Net als bij de aanvraag kunnen de meeste programmeertalen en frameworks het antwoordbericht eenvoudig verwerken. Ze retourneren deze informatie meestal naar uw toepassing na de aanvraag, zodat u deze in een getypte/gestructureerde indeling kunt verwerken. U bent voornamelijk geïnteresseerd in het bevestigen van de HTTP-statuscode in de antwoordheader en het parseren van de antwoordtekst volgens de API-specificatie (of de Content-Type antwoordheadervelden en Content-Length ).

Asynchrone bewerkingen, beperking en paging

Het patroon Create/Send/Process-Response dat in dit artikel wordt besproken, is synchroon en is van toepassing op alle REST-berichten.
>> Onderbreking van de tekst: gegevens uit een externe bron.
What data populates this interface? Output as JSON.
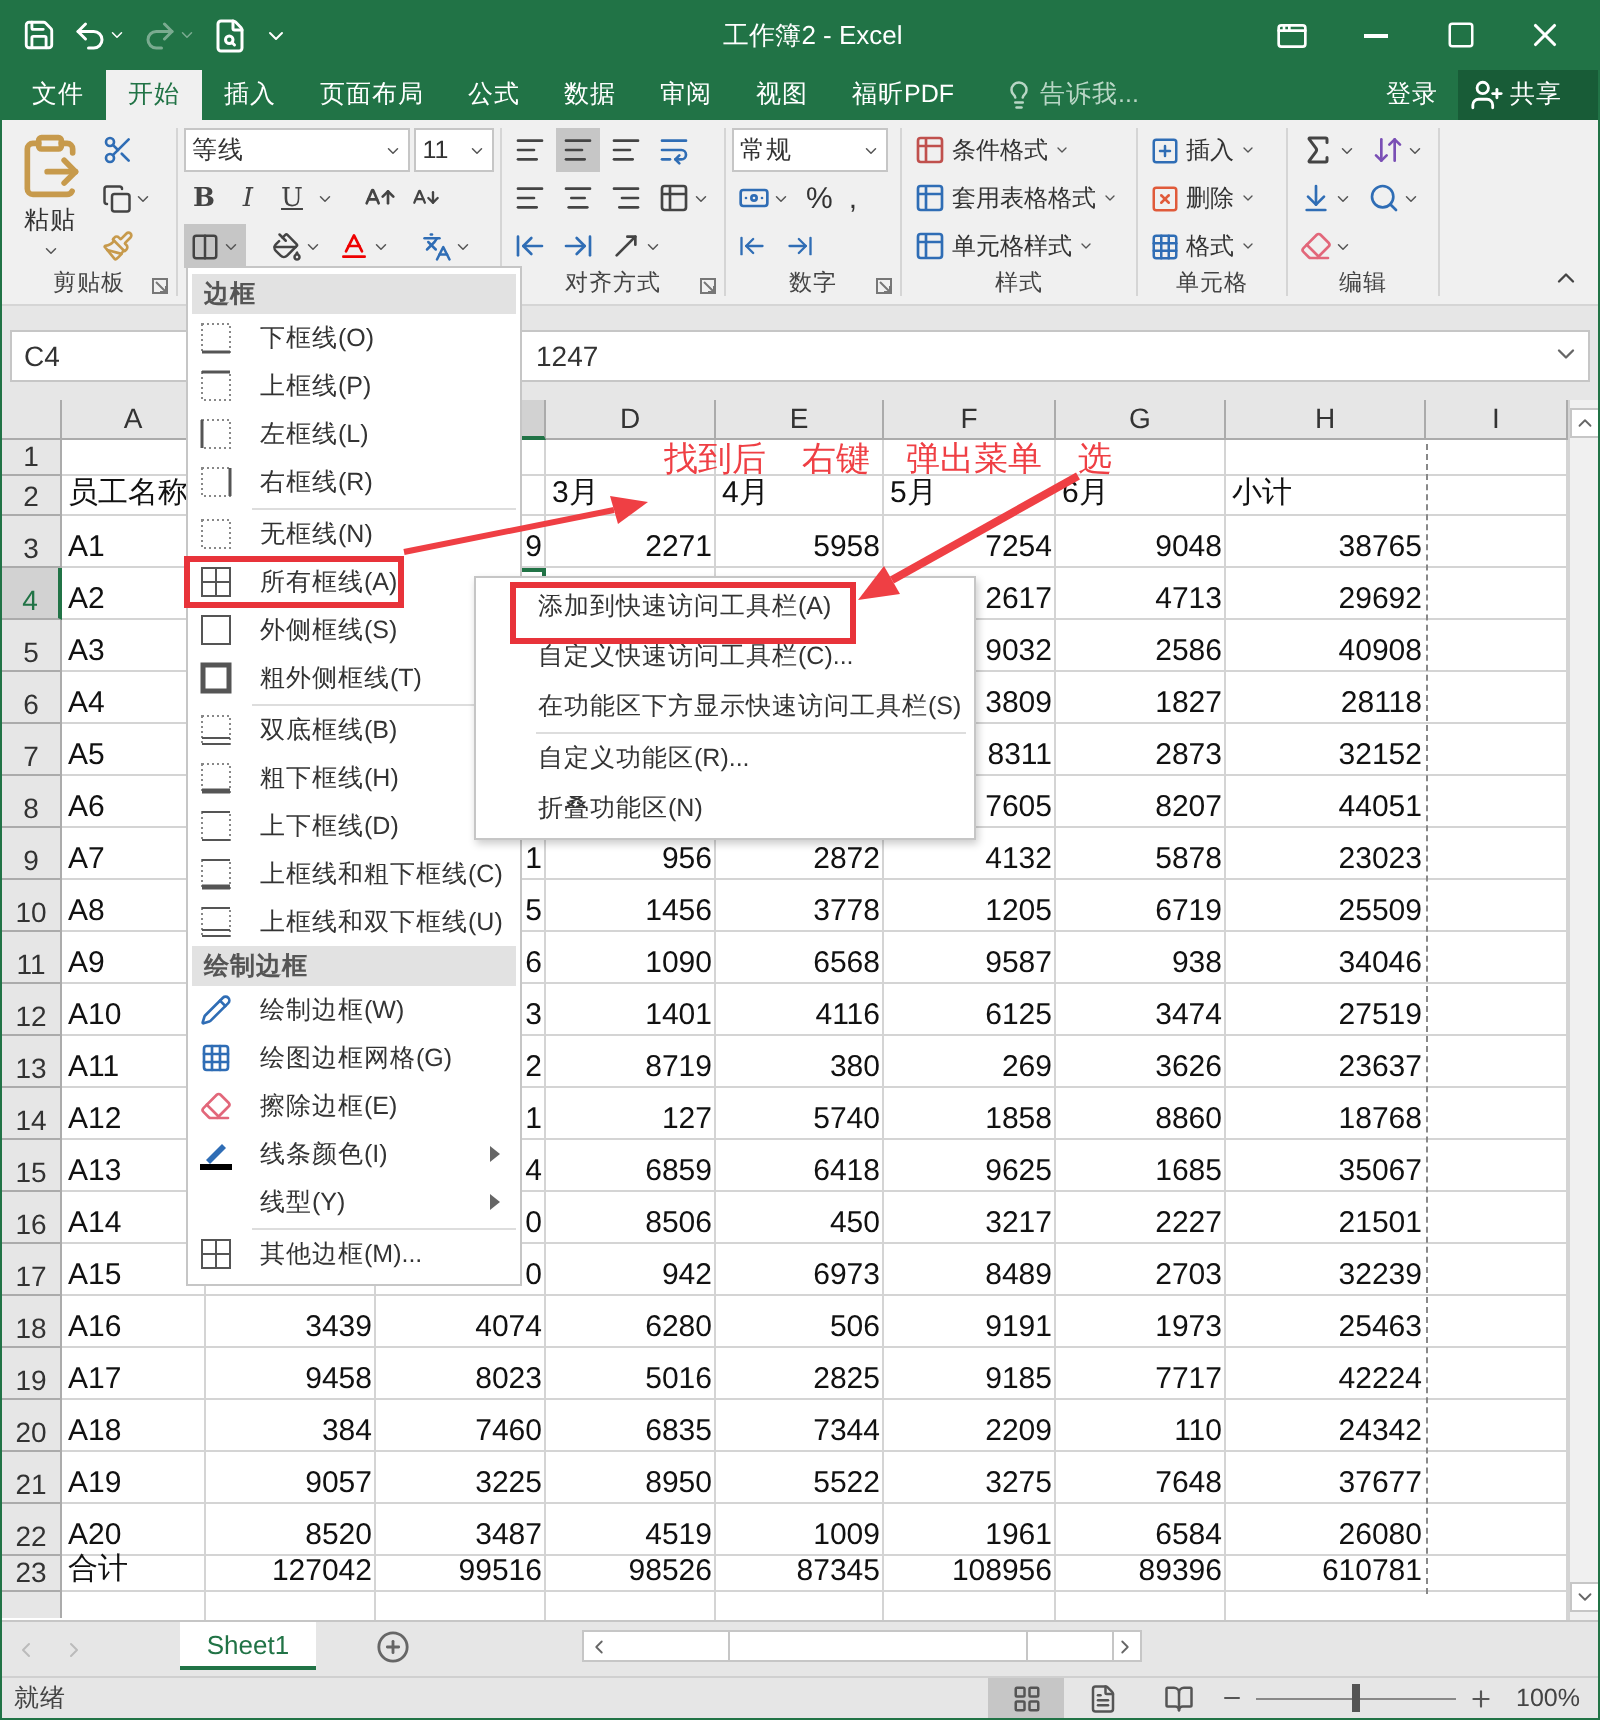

Sommige services ondersteunen echter ook een asynchroon patroon, waarvoor aanvullende verwerking van antwoordheaders nodig is om de asynchrone aanvraag te controleren of te voltooien. Zie Asynchrone Azure-bewerkingen bijhouden voor meer informatie.

Resource Manager past een limiet toe voor het aantal lees- en schrijfaanvragen per uur om te voorkomen dat een toepassing te veel aanvragen verzendt. Als uw toepassing deze limieten overschrijdt, worden aanvragen beperkt. De antwoordheader bevat het aantal resterende aanvragen voor uw bereik. Zie Resource Manager-aanvragen beperken voor meer informatie.
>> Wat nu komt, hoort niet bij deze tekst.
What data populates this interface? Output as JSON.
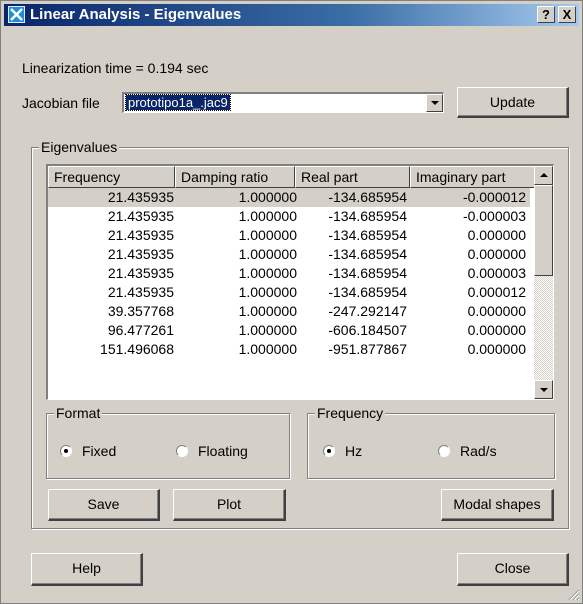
{
  "window": {
    "title": "Linear Analysis - Eigenvalues",
    "help_glyph": "?",
    "close_glyph": "X"
  },
  "linearization_text": "Linearization time = 0.194 sec",
  "jacobian": {
    "label": "Jacobian file",
    "selected_value": "prototipo1a_.jac9",
    "update_label": "Update"
  },
  "eigenvalues": {
    "group_title": "Eigenvalues",
    "columns": [
      "Frequency",
      "Damping ratio",
      "Real part",
      "Imaginary part"
    ],
    "rows": [
      [
        "21.435935",
        "1.000000",
        "-134.685954",
        "-0.000012"
      ],
      [
        "21.435935",
        "1.000000",
        "-134.685954",
        "-0.000003"
      ],
      [
        "21.435935",
        "1.000000",
        "-134.685954",
        "0.000000"
      ],
      [
        "21.435935",
        "1.000000",
        "-134.685954",
        "0.000000"
      ],
      [
        "21.435935",
        "1.000000",
        "-134.685954",
        "0.000003"
      ],
      [
        "21.435935",
        "1.000000",
        "-134.685954",
        "0.000012"
      ],
      [
        "39.357768",
        "1.000000",
        "-247.292147",
        "0.000000"
      ],
      [
        "96.477261",
        "1.000000",
        "-606.184507",
        "0.000000"
      ],
      [
        "151.496068",
        "1.000000",
        "-951.877867",
        "0.000000"
      ]
    ],
    "selected_row": 0
  },
  "format": {
    "group_title": "Format",
    "options": [
      "Fixed",
      "Floating"
    ],
    "selected": "Fixed"
  },
  "frequency": {
    "group_title": "Frequency",
    "options": [
      "Hz",
      "Rad/s"
    ],
    "selected": "Hz"
  },
  "buttons": {
    "save": "Save",
    "plot": "Plot",
    "modal_shapes": "Modal shapes",
    "help": "Help",
    "close": "Close"
  },
  "colors": {
    "title_gradient_start": "#0a246a",
    "title_gradient_end": "#a6caf0",
    "face": "#d4d0c8",
    "selection": "#0a246a"
  }
}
Sommige lijstbewerkingen retourneren een eigenschap met de naam nextLink in de hoofdtekst van het antwoord. U ziet deze eigenschap wanneer de resultaten te groot zijn om in één antwoord te worden geretourneerd. Normaal gesproken bevat het antwoord de eigenschap nextLink wanneer de lijstbewerking meer dan 1000 items retourneert. Wanneer nextLink niet aanwezig is in de resultaten, zijn de geretourneerde resultaten voltooid. Wanneer nextLink een URL bevat, maken de geretourneerde resultaten slechts deel uit van de totale resultatenset.

Het antwoord heeft de volgende indeling:

{
  "value": [
    <returned-items>
  ],
  "nextLink": "https://management.azure.com/{operation}?api-version={version}&%24skiptoken={token}"
}

Als u de volgende pagina van de resultaten wilt ophalen, verzendt u een GET-aanvraag naar de URL in de eigenschap nextLink. De URL bevat een vervolgtoken om aan te geven waar u zich bevindt in de resultaten. Ga door met het verzenden van aanvragen naar de nextLink-URL totdat deze geen URL meer bevat in de geretourneerde resultaten.
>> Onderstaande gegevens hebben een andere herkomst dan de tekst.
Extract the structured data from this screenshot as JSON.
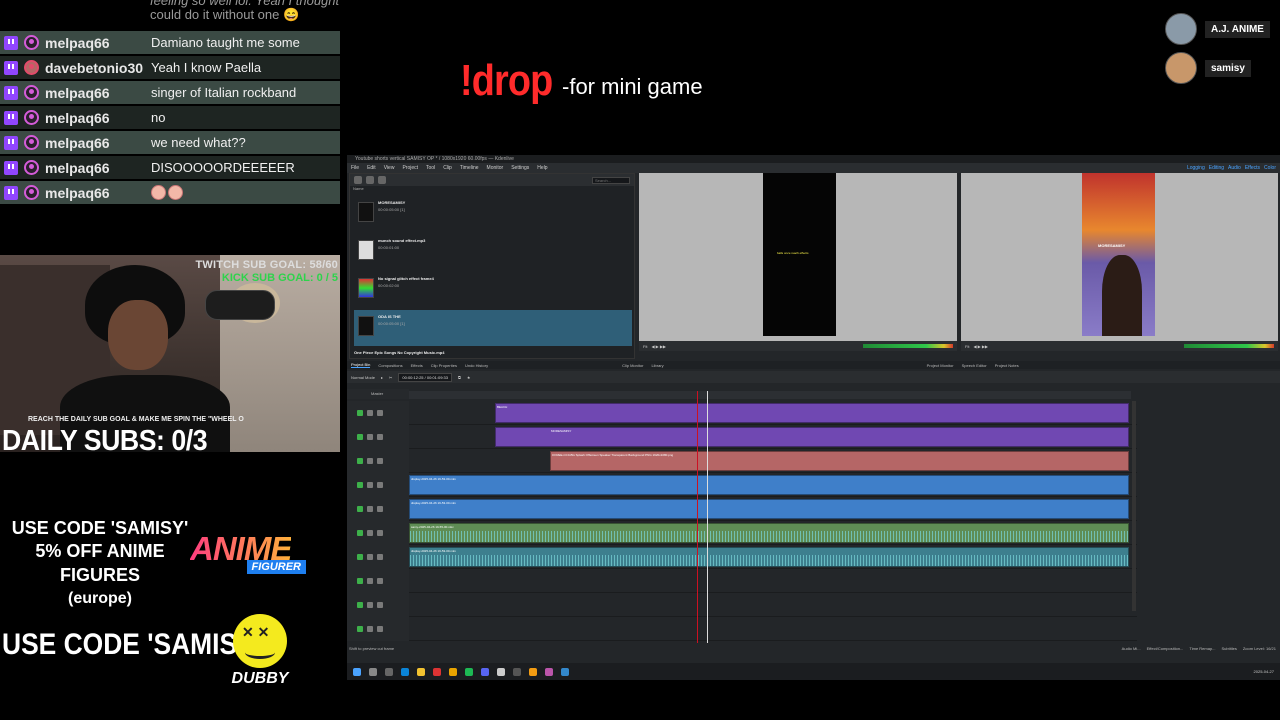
{
  "chat": {
    "partial": [
      "feeling so well lol. Yeah I thought I",
      "could do it without one 😄"
    ],
    "messages": [
      {
        "user": "melpaq66",
        "text": "Damiano taught me some"
      },
      {
        "user": "davebetonio30",
        "text": "Yeah I know Paella"
      },
      {
        "user": "melpaq66",
        "text": "singer of Italian rockband"
      },
      {
        "user": "melpaq66",
        "text": "no"
      },
      {
        "user": "melpaq66",
        "text": "we need what??"
      },
      {
        "user": "melpaq66",
        "text": "DISOOOOORDEEEEER"
      },
      {
        "user": "melpaq66",
        "text": ""
      }
    ]
  },
  "overlay": {
    "drop_cmd": "!drop",
    "drop_desc": "-for mini game",
    "viewers": [
      {
        "name": "A.J. ANIME"
      },
      {
        "name": "samisy"
      }
    ],
    "twitch_goal": "TWITCH SUB GOAL: 58/60",
    "kick_goal": "KICK SUB GOAL: 0 / 5",
    "reach_text": "REACH THE DAILY SUB GOAL & MAKE ME SPIN THE \"WHEEL O",
    "daily_subs": "DAILY SUBS: 0/3",
    "promo1_line1": "USE CODE 'SAMISY'",
    "promo1_line2": "5% OFF ANIME FIGURES",
    "promo1_line3": "(europe)",
    "anime_logo": "ANIME",
    "anime_logo_sub": "FIGURER",
    "promo2": "USE CODE 'SAMISY'",
    "dubby": "DUBBY"
  },
  "editor": {
    "title": "Youtube shorts vertical SAMISY OP * / 1080x1920 60.00fps — Kdenlive",
    "menu": [
      "File",
      "Edit",
      "View",
      "Project",
      "Tool",
      "Clip",
      "Timeline",
      "Monitor",
      "Settings",
      "Help"
    ],
    "workspaces": [
      "Logging",
      "Editing",
      "Audio",
      "Effects",
      "Color"
    ],
    "bin_name_header": "Name",
    "search_placeholder": "Search...",
    "clips": [
      {
        "name": "MORESAMISY",
        "dur": "00:00:05:00 [1]"
      },
      {
        "name": "munch sound effect.mp3",
        "dur": "00:00:01:00"
      },
      {
        "name": "No signal glitch effect frame4",
        "dur": "00:00:02:00"
      },
      {
        "name": "ODA IS THE",
        "dur": "00:00:05:00 [1]"
      },
      {
        "name": "One Piece Epic Songs No Copyright Music.mp4",
        "dur": ""
      }
    ],
    "monitor1_text": "balls once reach effects",
    "monitor2_label": "MORESAMISY",
    "zoom1": "Fit",
    "zoom2": "Fit",
    "tabs_bottom": [
      "Project Bin",
      "Compositions",
      "Effects",
      "Clip Properties",
      "Undo History"
    ],
    "tabs_mon": [
      "Clip Monitor",
      "Library"
    ],
    "tabs_mon2": [
      "Project Monitor",
      "Speech Editor",
      "Project Notes"
    ],
    "edit_mode": "Normal Mode",
    "timecode": "00:00:12:25 / 00:01:09:33",
    "master_label": "Master",
    "clip_labels": {
      "purple1": "BEACH",
      "purple2": "MORESAMISY",
      "red1": "0:FREE-CC0-BG Splash Offscreen Speaker Transparent Background PNG 1920x1080.png",
      "blue1": "display-2025-04-26 19-53-00.mkv",
      "green1": "samy-2025-04-26 19-55-00.mkv"
    },
    "status": "Shift to preview cut frame",
    "footer_tabs": [
      "Audio Mi...",
      "Effect/Composition...",
      "Time Remap...",
      "Subtitles"
    ],
    "zoom_level": "Zoom Level: 16/21",
    "clock_time": "",
    "clock_date": "2025-04-27"
  },
  "colors": {
    "drop": "#ff2b2b",
    "twitch": "#9146ff",
    "chat_alt": "#3b4a44",
    "kick": "#2ed34c"
  }
}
Tolerantie van Azure-API's

De Azure REST API's zijn ontworpen voor tolerantie en continue beschikbaarheid. Besturingsvlakbewerkingen (aanvragen die naar management.azure.com worden verzonden) in de REST API zijn:

  • Gedistribueerd over verschillende regio's. Sommige services zijn niet regionaal.

  • Gedistribueerd over verschillende Beschikbaarheidszones (en over regio's) op locaties met meerdere Beschikbaarheidszones.

  • Niet afhankelijk van één logisch datacentrum.

  • Nooit offline gezet voor onderhoudsactiviteiten.

Dat is alles. Nadat u uw Microsoft Entra-toepassing hebt geregistreerd en een modulaire techniek hebt voor het verkrijgen van een toegangstoken en het verwerken van HTTP-aanvragen, is het vrij eenvoudig om uw code te repliceren om te profiteren van nieuwe REST API's. Zie de Microsoft identity platform documentatie voor meer informatie over toepassingsregistratie en het Microsoft Entra programmeermodel.

Zie voor informatie over het testen van HTTP-aanvragen/-antwoorden:

  • Fiddler. Fiddler is een gratis proxy voor webfoutopsporing waarmee uw REST-aanvragen kunnen worden onderschept, zodat u eenvoudig een diagnose kunt uitvoeren voor de HTTP-aanvraag-/antwoordberichten.
  • JWT.ms, waarmee u snel en eenvoudig de claims in uw Bearer-token kunt dumpen, zodat u de inhoud ervan kunt valideren.